American Army Colonel

Laurence Eliot Bunker (June 27, 1902 – October 10, 1977) was a U.S. Army Colonel, who served as aide-de-camp to General Douglas MacArthur from 1946 to 1952.

== Early life and education ==
Bunker was born and raised in Wellesley Hills, Massachusetts, where he lived his entire life at the family home on Chestnut Street. His parents were Clarence Alfred Bunker, an attorney at the prominent Boston law firm of Fish, Richardson, & Storrow, and Cordelia Mitchell (Barker) Bunker. He attended Roxbury Latin School, and later graduated from Harvard University in 1926. He subsequently received a Juris Doctor from New York Law School in 1938. During the interim, he also obtained degrees at Cambridge University in England.

== Career ==
Bunker joined the Army in 1942, shortly after the American entry into the Second World War. His first assignment was as aide-de-camp to Gen. Richard Marshall in Australia. In April 1946 he then joined the staff of Gen. MacArthur, serving through most of the Occupation of Japan and the Korean War. He served as MacArthur's chief spokesman.

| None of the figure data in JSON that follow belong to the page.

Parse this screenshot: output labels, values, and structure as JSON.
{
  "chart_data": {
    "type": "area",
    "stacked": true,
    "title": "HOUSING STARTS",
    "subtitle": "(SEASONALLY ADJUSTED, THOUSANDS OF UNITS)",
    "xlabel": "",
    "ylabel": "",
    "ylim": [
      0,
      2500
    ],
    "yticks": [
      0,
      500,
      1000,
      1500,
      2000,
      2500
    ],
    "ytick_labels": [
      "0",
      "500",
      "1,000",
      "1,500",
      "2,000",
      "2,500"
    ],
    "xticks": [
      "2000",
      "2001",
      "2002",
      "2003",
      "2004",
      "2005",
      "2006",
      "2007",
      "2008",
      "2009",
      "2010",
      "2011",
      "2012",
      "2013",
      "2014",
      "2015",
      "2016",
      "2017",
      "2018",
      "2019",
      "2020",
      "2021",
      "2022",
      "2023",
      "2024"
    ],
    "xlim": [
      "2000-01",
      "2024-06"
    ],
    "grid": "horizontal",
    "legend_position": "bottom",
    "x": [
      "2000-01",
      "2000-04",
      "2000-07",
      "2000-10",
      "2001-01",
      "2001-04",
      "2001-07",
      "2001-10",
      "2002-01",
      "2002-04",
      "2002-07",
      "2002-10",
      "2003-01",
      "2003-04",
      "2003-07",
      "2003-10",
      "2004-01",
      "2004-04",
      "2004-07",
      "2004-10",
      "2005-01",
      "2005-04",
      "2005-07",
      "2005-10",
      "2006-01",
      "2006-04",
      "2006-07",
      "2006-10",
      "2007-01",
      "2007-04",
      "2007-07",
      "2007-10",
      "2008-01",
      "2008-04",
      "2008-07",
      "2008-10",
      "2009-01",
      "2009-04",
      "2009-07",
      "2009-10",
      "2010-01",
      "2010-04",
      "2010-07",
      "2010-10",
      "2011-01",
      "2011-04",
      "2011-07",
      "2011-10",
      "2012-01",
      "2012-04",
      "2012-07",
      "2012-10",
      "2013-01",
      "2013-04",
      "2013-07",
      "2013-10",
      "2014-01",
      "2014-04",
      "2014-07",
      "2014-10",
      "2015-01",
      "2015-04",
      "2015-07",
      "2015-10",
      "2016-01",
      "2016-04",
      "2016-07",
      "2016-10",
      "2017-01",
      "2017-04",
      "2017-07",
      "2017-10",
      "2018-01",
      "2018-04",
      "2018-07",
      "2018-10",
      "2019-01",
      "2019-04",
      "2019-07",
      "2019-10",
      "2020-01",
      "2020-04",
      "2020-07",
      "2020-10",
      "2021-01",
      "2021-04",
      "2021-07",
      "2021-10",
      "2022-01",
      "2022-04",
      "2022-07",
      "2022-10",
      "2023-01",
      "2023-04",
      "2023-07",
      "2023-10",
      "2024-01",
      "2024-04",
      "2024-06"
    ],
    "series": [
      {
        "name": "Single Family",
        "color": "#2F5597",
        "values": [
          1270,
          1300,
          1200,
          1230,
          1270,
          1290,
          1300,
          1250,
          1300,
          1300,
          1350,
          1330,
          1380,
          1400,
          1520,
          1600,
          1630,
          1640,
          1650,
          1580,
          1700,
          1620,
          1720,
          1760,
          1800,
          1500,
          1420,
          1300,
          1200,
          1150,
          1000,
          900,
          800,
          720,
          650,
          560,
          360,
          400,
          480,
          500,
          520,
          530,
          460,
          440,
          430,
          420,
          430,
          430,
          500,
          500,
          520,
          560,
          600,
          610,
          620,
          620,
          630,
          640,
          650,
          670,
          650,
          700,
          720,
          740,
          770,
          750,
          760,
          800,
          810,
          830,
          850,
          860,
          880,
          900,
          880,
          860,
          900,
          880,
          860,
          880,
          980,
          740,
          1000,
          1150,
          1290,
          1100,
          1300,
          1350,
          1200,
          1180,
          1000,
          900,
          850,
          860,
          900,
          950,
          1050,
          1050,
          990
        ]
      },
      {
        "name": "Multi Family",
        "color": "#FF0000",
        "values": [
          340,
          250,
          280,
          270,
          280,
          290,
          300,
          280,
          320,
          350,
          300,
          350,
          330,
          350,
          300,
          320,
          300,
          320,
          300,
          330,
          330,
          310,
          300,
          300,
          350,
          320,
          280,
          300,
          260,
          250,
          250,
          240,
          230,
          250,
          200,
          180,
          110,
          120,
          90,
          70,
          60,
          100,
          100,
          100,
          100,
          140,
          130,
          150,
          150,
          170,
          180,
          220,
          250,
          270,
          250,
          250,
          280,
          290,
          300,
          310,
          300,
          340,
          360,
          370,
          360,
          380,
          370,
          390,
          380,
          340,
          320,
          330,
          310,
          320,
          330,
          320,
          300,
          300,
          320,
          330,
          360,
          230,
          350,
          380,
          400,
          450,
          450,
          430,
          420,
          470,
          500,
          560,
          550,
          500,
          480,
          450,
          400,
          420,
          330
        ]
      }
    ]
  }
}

Shortly after leaving MacArthur's staff in November 1952, Col. Bunker retired from the armed forces.

He went on to practice law in Wellesley Hills. In 1958, he was one of the eleven original founding members of the John Birch Society, alongside Robert W. Welch Jr., Fred C. Koch, and Revilo P. Oliver, among others. He remained a member of the National Council of the JBS, the society's top governing body, through the end of his life.

== Death ==
Bunker died of cancer at New England Baptist Hospital on October 10, 1977.